Coletor sem fios recupera energia perdida no ambiente

O coletor é formado por cinco células de um metamaterial criado com placas de fibra de vidro e fios de cobre.
O coletor é formado por cinco células de um metamaterial criado com placas de fibra de vidro e fios de cobre.

Célula de colheita de energia

Usando materiais de baixo custo, dois estudantes da Universidade de Duke, nos Estados Unidos, construíram um dispositivo de colheita de energia com uma eficiência semelhante à dos modernos painéis solares.

O dispositivo sem fios converte sinais de micro-ondas em corrente contínua capaz de recarregar a bateria de um telefone celular ou outro pequeno aparelho eletrônico.

Ele opera segundo um princípio similar ao das células solares, que convertem a energia da luz em corrente elétrica.

Mas, em vez de semicondutores, o conversor utiliza metamateriais, estruturas capazes de capturar várias formas de energia e ajustá-las com objetivos específicos – construir mantos da invisibilidade, por exemplo.

Allen Hawkes e Alexander Katko usaram fios de cobre para construir, sobre cinco placas de fibra de vidro, bobinas que captam micro-ondas.

Submetidas a um campo de micro-ondas de 900 MHz, as placas geraram uma tensão de 7,3 volts – para comparação, os carregadores USB disponibilizam 5 volts.

A potência disponibilizada, contudo, vai depender da energia que estiver disponível no ambiente.

“Queríamos a maior eficiência energética possível,” conta Hawkes. “Estávamos com algo em torno de 6 a 10 por cento, mas com este desenho conseguimos melhorar drasticamente a conversão de energia para 37%, o que é comparável ao que é alcançado com as células solares.”

Reciclagem de energia

Embora a potência fornecida não seja grande, o mais interessante do projeto é que o coletor de energia pode ser ajustado para captar o sinal de outras fontes de energia, incluindo sinais de satélite, sinais sonoros ou sinais de Wi-Fi.

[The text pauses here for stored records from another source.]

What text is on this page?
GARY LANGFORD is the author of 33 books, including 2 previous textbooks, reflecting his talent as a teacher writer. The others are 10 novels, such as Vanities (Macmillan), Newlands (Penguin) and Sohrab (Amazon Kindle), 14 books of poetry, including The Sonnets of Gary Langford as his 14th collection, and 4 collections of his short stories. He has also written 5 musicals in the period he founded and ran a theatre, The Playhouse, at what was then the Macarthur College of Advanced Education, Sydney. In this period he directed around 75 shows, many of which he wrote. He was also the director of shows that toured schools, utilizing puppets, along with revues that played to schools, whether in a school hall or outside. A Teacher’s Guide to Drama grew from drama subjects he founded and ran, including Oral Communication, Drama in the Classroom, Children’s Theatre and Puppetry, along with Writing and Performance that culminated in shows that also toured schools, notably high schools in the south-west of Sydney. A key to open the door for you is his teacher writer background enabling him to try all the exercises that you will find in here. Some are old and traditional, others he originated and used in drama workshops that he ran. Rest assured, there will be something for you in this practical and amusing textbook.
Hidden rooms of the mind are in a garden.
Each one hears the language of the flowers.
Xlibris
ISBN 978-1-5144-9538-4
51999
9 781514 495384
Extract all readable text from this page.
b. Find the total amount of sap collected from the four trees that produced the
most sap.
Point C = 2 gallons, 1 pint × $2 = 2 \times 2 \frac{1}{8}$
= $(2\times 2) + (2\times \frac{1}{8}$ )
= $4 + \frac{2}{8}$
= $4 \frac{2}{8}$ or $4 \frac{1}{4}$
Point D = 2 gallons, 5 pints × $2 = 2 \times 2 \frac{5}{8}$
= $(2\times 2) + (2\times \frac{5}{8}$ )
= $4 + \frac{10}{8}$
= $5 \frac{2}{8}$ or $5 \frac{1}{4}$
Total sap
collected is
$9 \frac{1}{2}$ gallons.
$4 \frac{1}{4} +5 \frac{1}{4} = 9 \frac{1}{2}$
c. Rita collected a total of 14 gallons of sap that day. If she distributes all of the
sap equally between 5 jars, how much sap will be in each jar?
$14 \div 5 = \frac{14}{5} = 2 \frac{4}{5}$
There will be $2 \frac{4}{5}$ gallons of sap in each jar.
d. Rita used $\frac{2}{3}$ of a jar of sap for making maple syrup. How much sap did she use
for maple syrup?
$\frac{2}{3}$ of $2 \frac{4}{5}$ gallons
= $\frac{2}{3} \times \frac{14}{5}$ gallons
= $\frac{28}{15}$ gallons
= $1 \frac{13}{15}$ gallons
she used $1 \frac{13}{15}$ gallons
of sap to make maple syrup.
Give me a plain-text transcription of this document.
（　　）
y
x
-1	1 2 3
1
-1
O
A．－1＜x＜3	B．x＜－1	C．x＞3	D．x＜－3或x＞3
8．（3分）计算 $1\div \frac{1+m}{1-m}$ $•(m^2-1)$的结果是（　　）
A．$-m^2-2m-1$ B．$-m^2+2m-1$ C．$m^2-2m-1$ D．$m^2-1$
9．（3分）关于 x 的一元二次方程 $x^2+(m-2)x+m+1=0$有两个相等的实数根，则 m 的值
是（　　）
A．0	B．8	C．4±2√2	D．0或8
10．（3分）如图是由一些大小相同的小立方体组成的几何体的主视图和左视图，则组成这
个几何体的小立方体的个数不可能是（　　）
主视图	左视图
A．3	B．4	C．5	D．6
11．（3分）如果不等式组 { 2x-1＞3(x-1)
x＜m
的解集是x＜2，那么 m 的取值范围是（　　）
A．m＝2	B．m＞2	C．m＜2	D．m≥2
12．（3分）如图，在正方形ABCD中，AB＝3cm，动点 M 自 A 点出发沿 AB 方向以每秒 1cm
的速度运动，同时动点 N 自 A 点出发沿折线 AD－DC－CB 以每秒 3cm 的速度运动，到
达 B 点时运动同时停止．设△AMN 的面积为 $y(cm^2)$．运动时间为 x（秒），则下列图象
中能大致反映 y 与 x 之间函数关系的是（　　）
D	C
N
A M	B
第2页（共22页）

Isso poderia eventualmente ajudar a reciclar o mar de ondas eletromagnéticas em que estão mergulhadas as cidades atualmente.

Um revestimento de metamaterial instalado no teto, por exemplo, poderia recuperar o sinal Wi-Fi que está sendo perdido e convertê-lo em energia, o mesmo podendo ser feito com as demais frequências.

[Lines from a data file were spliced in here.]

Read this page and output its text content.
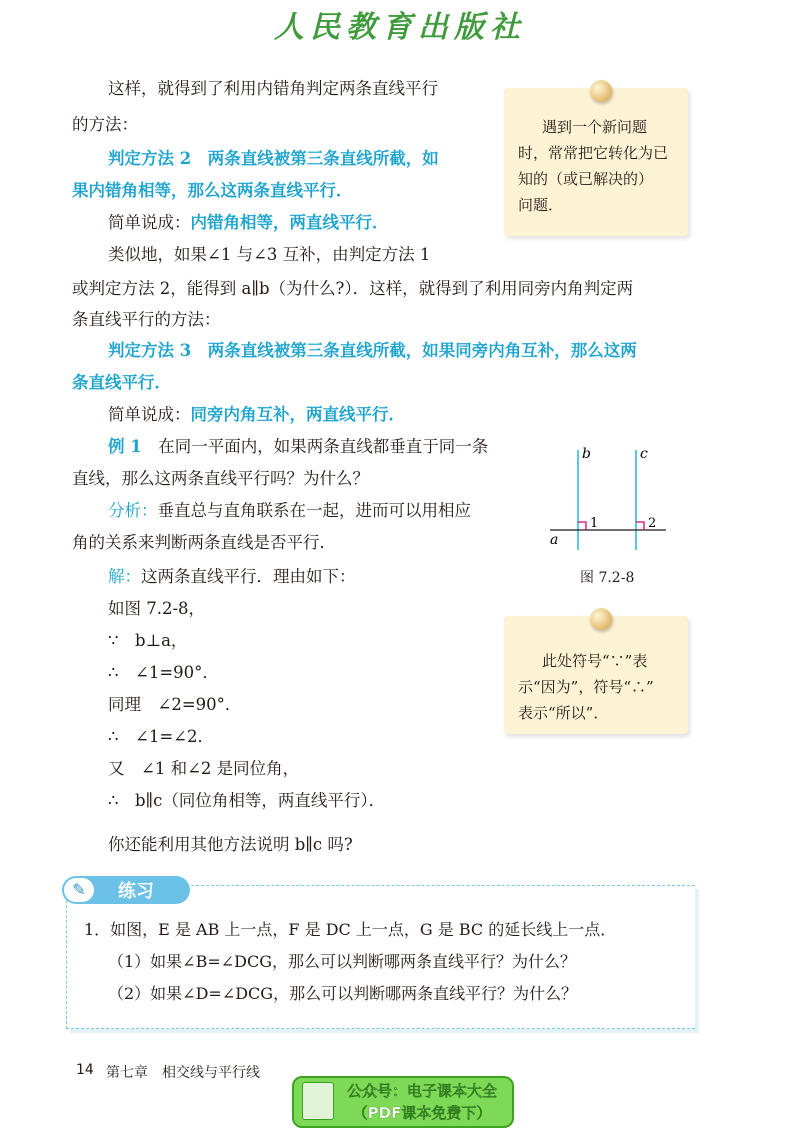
人民教育出版社
这样，就得到了利用内错角判定两条直线平行
的方法：
判定方法 2　两条直线被第三条直线所截，如
果内错角相等，那么这两条直线平行．
简单说成：内错角相等，两直线平行．
类似地，如果∠1 与∠3 互补，由判定方法 1
或判定方法 2，能得到 a∥b（为什么?）．这样，就得到了利用同旁内角判定两
条直线平行的方法：
判定方法 3　两条直线被第三条直线所截，如果同旁内角互补，那么这两
条直线平行．
简单说成：同旁内角互补，两直线平行．
例 1　 在同一平面内，如果两条直线都垂直于同一条
直线，那么这两条直线平行吗？为什么？
分析：垂直总与直角联系在一起，进而可以用相应
角的关系来判断两条直线是否平行．
解：这两条直线平行．理由如下：
如图 7.2-8，
∵　b⊥a，
∴　∠1=90°．
同理　∠2=90°．
∴　∠1=∠2．
又　∠1 和∠2 是同位角，
∴　b∥c（同位角相等，两直线平行）．
你还能利用其他方法说明 b∥c 吗?
遇到一个新问题
时，常常把它转化为已
知的（或已解决的）
问题．
b	c
a
1	2
图 7.2-8
此处符号“∵”表
示“因为”，符号“∴”
表示“所以”．
✎	练习
1．如图，E 是 AB 上一点，F 是 DC 上一点，G 是 BC 的延长线上一点．
（1）如果∠B=∠DCG，那么可以判断哪两条直线平行？为什么？
（2）如果∠D=∠DCG，那么可以判断哪两条直线平行？为什么？
14 第七章　相交线与平行线
公众号：电子课本大全
（PDF课本免费下）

Outra aplicação poderia ser para melhorar a eficiência energética dos aparelhos, recuperando a potência perdida durante o uso.

“As propriedades dos metamateriais permitem uma flexibilidade de projeto que não é possível com dispositivos comuns, como as antenas,” disse Katko.

“Quando as antenas tradicionais ficam próximas umas das outras elas começam a conversar entre si e interferem uma no funcionamento da outra. O processo usado para criar o nosso metamaterial leva esses efeitos em conta, permitindo que as células trabalhem em conjunto,” completou.

Com modificações adicionais, os pesquisadores afirmam que o metamaterial coletor de energia poderia ser incorporado em um telefone celular, repondo uma parte, ou mesmo toda a carga da bateria do aparelho sem precisar plugá-lo em nada.